Louis Theroux's Inside the Manosphere Hits Netflix — and the Subjects Walk Back Their Views the Moment He Asks Questions
Louis Theroux has covered neo-Nazis, Scientologists, and the Westboro Baptist Church. His Netflix debut may be his most urgent work yet. Louis Theroux: Inside the Manosphere dropped March 11 and is generating exactly the kind of friction that comes when a documentarian with Theroux's track record turns his camera on an ideology that thrives in the dark.
What the Documentary Is — and Why It Landed Now
The manosphere describes a group of almost exclusively male influencers who provide content about fitness, business, and self-improvement. Many of them are relatively mainstream, but at the edge is a community of figures whose views are much more extreme — and that's the focus of the documentary.
The timing is deliberate. After the success of the TV drama Adolescence, Netflix's latest offering from Theroux explores the world of high-profile male influencers who are mainstreaming damaging ideologies on social media platforms. The cultural conversation was already running hot. Theroux walked into it.

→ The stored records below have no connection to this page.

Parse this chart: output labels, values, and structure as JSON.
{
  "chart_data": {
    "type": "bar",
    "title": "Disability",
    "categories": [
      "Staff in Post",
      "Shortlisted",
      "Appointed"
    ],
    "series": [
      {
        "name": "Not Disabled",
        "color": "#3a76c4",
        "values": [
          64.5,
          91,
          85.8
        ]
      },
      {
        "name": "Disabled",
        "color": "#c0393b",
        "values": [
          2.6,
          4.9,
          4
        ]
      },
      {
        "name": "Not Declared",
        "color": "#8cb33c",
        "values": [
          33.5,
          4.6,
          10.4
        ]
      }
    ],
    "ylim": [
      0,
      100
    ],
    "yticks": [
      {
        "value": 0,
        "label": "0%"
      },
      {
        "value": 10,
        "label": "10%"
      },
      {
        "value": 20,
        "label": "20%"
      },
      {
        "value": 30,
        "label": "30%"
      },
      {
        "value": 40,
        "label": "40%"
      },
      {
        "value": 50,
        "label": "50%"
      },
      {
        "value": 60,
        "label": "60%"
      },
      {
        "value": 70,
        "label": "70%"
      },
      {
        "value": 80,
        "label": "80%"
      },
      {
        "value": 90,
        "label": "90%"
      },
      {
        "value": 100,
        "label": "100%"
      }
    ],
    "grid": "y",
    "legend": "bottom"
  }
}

The film runs 91 minutes and is rated TV-MA. It is streaming now, exclusively on Netflix.
The Subjects: Who Theroux Spent Time With
Theroux and his camera crew spent time with some of the most vocal influencers at the extreme end of the manosphere, including HS Tikky Tokky, Myron Gaines, Justin Waller, Sneako, and Ed Matthews.
The documentary uses a central case study of a 24-year-old creator, Harrison Sullivan — known online as HSTikkyTokky — who showcases an enviable lifestyle and funnels followers toward a questionable investing platform, taking commissions even when followers lose money.
The pattern Theroux identifies across all of them is consistent. Because a tenet of this subculture is distrusting traditional media sources, Theroux is able to negotiate some incredible access to these influencers — who often walk back their worldviews when questioned about them directly, or when discussing them next to the women in their lives.
The Wildest Moments: One-Way Monogamy and a Mother's Reversal
Justin Waller, a colleague of Andrew and Tristan Tate, describes his marriage as operating on "one-way monogamy" — allowing him to date other women while his wife, Kristen, raises their children. When Theroux interviews Kristen, she describes their arrangement as "lanes." But the most revealing detail is that the couple isn't legally married at all.
Myron Gaines — whose real name is Amrou Fudl — is all bluster on his podcast, but the moment Theroux asks a few softball questions of Angie, Fudl's girlfriend, Fudl grows visibly uncomfortable and sends her away. Angie's response to questions about the promise of multiple future wives: "I'll see when it happens. I don't know how that would work."
Harrison Sullivan's mother initially defends her son before changing course entirely. She soon starts criticizing Theroux's line of questioning, saying: "You've done it just to get a reaction, so please don't."
The Critique: What the Documentary Left Out
Academic response arrived within 48 hours. Dr. Sophie King-Hill of the University of Birmingham said the documentary raises important issues around the growing influence of misogynistic online figures, but does not fully explore the adverse impact these influencers have on women and girls who may be directly harmed by the attitudes they promote.
The documentary focuses on the entrepreneurial side of content creation — the dissemination of content through short, clickbait clips which maximize audience engagement and monetisation opportunities — without treating female subordination as the explicit harm it represents. That's the gap critics are pointing to.
Theroux's Netflix Debut After 25 Years at the BBC
Inside the Manosphere marks Theroux's debut as a presenter for Netflix, following more than 25 years producing documentaries for the BBC.
Theroux was direct about why the subject demanded attention now. "Those in the manosphere embody a swaggering machismo that is at turns misogynistic, homophobic, antisemitic, and racist. Increasingly, these aren't figures on the margins — anyone who's got kids, and especially boys, will know that they are making inroads into the culture. Their influence is being felt in schools, in the workplace, and all across the internet," he said.
Louis Theroux: Inside the Manosphere is streaming now on Netflix.